Diríjase a CEDRO si necesita reproducir algún fragmento de esta obra.

www.conlicencia.com - Tels.: 91 702 19 70 / 93 272 04 47

 

 

Editado por HarperCollins Ibérica, S. A.

Avenida de Burgos, 8B - Planta 18

28036 Madrid

www.harpercollinsiberica.com

 

Café, magia y dragones

Título original: The Baby Dragon Cafe

© Aamna Qureshi 2025

© 2025, HarperCollins Ibérica, S. A.

Publicado originalmente por HarperCollins Publishers Limited, UK

© Traductora: María Perea Peña

 

Todos los derechos están reservados, incluidos los de reproducción total o parcial en cualquier formato o soporte.

Esta edición ha sido publicada con autorización de HarperCollins Publishers Limited, UK.

Esta es una obra de ficción. Nombres, caracteres, lugares, y situaciones son producto de la imaginación del autor o son utilizados ficticiamente, y cualquier parecido con persona, vivas o muertas, establecimientos de negocios (comerciales), hechos o situaciones son pura coincidencia.

Sin limitar los derechos exclusivos del autor y del editor, queda expresamente prohibido cualquier uso no autorizado de esta edición para entrenar a tecnologías de inteligencia artificial (IA) generativa.

® Harlequin, HQN y logotipo Harlequin son marcas registradas por Harlequin Enterprises Limited.

® y ™ son marcas registradas por Harlequin Enterprises Limited y sus filiales, utilizadas con licencia.

Las marcas que lleven ® están registradas en la Oficina Española de Patentes y Marcas y en otros países.

Imágenes de cubierta: Dreamstime.com y Shutterstock

 

I.S.B.N.: 9791370005160

 

Conversión a ebook: MT Color & Diseño, S.L.

Índice

 

Portadilla

Créditos

Dedicatoria

Capítulo 1

Capítulo 2

Capítulo 3

Capítulo 4

Capítulo 5

Capítulo 6

Capítulo 7

Capítulo 8

Capítulo 9

Capítulo 10

Capítulo 11

Capítulo 12

Capítulo 13

Capítulo 14

Capítulo 15

Capítulo 16

Capítulo 17

Capítulo 18

Capítulo 19

Capítulo 20

Capítulo 21

Capítulo 22

Capítulo 23

Capítulo 24

Capítulo 25

Capítulo 26

Capítulo 27

Capítulo 28

Epílogo

Agradecimientos

Si te ha gustado este libro…

Dedicatoria

 

 

 

 

 

Para Noor, mi ejemplo

Capítulo 1

 

 

 

 

 

Saphira Margala casi no había tenido un momento para tomarse un respiro.

El Café del Pequeño Dragón había estado muy concurrido aquel día y eso era algo positivo, aunque le dolieran los pies.

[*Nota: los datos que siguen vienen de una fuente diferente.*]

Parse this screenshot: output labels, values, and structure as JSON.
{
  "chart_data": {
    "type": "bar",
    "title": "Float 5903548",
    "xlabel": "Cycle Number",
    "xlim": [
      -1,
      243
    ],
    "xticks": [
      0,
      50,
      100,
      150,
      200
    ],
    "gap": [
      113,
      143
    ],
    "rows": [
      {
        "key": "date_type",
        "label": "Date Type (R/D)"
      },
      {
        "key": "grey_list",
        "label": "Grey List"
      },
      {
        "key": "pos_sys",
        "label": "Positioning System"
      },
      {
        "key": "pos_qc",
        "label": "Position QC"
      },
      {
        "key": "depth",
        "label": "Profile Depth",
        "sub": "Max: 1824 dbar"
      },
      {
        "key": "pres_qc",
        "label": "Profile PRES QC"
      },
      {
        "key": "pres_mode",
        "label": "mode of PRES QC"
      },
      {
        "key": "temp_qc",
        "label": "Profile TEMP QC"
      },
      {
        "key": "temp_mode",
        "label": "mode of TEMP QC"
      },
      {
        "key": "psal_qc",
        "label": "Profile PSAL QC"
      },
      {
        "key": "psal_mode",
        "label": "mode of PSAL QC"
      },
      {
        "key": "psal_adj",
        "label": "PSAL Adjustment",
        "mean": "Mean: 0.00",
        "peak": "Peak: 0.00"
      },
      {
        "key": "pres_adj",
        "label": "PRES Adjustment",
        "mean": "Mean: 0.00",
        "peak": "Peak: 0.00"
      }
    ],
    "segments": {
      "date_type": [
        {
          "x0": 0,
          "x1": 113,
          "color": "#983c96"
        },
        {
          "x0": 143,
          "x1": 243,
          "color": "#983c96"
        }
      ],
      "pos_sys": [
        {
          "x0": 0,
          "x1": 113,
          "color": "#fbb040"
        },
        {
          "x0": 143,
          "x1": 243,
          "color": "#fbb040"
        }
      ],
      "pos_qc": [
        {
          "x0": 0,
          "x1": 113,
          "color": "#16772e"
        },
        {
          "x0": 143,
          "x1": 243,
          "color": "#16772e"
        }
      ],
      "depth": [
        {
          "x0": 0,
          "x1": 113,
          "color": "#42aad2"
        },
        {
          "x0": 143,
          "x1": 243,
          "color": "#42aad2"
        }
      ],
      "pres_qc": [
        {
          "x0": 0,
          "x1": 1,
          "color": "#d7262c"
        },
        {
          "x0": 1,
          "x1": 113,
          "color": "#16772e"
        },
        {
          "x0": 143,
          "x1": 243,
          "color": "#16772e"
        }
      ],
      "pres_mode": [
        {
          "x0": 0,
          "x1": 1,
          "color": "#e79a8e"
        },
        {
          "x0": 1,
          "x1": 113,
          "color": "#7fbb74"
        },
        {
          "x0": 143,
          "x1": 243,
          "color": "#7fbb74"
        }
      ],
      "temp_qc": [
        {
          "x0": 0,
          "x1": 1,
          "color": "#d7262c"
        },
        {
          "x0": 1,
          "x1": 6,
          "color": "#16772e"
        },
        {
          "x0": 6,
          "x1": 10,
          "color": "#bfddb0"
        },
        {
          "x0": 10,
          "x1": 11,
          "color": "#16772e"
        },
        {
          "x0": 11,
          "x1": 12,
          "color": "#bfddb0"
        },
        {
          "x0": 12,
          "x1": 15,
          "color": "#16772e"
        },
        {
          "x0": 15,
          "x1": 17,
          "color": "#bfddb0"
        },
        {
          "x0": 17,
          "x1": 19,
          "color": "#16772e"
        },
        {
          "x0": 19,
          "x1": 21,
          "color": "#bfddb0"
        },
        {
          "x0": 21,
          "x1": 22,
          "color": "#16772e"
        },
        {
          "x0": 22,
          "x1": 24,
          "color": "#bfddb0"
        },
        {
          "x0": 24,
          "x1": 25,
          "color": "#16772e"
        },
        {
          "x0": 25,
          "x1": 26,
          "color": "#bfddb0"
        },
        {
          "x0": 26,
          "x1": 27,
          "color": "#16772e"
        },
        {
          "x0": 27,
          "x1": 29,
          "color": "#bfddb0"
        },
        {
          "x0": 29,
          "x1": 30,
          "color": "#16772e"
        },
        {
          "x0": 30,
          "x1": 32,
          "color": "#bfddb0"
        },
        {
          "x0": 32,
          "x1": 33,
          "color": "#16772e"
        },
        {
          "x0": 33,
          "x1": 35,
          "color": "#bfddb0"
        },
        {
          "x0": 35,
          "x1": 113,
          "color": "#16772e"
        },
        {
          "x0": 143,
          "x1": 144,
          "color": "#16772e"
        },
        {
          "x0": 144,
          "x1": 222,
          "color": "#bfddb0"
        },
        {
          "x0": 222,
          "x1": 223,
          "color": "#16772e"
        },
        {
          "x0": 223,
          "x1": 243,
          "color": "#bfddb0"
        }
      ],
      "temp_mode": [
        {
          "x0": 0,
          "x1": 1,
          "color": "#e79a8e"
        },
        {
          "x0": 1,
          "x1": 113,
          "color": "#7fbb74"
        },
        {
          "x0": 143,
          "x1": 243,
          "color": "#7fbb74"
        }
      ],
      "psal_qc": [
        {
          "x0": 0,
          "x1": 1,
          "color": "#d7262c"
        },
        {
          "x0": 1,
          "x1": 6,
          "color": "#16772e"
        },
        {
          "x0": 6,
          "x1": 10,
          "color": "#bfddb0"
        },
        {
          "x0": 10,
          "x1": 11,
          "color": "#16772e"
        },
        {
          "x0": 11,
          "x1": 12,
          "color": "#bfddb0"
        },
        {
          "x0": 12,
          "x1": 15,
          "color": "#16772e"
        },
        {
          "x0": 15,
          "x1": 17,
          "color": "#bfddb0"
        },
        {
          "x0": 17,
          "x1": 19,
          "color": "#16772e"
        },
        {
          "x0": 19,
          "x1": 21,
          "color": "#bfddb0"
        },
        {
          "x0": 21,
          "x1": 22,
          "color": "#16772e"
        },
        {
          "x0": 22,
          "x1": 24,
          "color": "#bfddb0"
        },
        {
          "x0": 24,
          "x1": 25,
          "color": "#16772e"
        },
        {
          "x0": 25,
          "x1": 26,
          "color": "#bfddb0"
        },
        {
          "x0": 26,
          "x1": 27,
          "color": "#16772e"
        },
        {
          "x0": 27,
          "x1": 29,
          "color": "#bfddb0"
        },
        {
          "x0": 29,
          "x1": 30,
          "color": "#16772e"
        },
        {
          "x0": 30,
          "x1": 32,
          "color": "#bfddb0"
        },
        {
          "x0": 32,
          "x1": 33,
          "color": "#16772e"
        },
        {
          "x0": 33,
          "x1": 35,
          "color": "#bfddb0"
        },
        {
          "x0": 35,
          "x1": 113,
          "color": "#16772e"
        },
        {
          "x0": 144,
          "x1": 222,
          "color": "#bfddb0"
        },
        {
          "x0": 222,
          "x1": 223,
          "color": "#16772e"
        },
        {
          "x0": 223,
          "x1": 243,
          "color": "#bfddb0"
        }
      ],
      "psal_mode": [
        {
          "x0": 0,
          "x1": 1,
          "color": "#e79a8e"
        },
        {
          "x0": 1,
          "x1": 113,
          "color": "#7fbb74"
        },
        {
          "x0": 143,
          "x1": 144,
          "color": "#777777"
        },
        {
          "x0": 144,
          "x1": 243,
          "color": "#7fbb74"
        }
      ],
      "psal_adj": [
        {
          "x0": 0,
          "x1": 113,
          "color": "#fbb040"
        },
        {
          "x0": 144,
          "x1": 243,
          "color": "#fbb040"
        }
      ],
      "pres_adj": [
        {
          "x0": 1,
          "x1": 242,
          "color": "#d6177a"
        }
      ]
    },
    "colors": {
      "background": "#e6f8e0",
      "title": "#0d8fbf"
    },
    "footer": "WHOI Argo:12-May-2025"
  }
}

Ya estaban en primavera, a finales de marzo. Cada vez iba más gente al pueblo y, durante la hora de comer y por la tarde, paseaba por la calle principal, lo cual contribuía a que hubiese una mayor afluencia de público en la cafetería.

Los días se alargaban y el sol brillaba con fuerza durante más horas, y todos querían sentir el calor. Saphira estaba segura de que, si salía, vería como poco a media docena de dragones volando sobre el valle, disfrutando del buen tiempo después del largo y frío invierno.

Starshine Valley era un refugio para los dragones y sus jinetes. El pequeño pueblo estaba enclavado entre unas montañas cubiertas de nieve y el terreno era perfecto para volar, lo que les brindaba hermosas vistas de bosques, colinas y lagos.

A ella le encantaba observar a los dragones adultos en pleno vuelo. Se quedaba hipnotizada. En aquel preciso instante estaba junto a una de las ventanas, echando un vistazo furtivo a las majestuosas bestias. Eran un poco más grandes que la raza de caballo de mayor tamaño, así que sus siluetas, aunque lejanas, se divisaban con nitidez en el cielo. Eran unas criaturas tan impresionantes… Absolutamente impresionantes.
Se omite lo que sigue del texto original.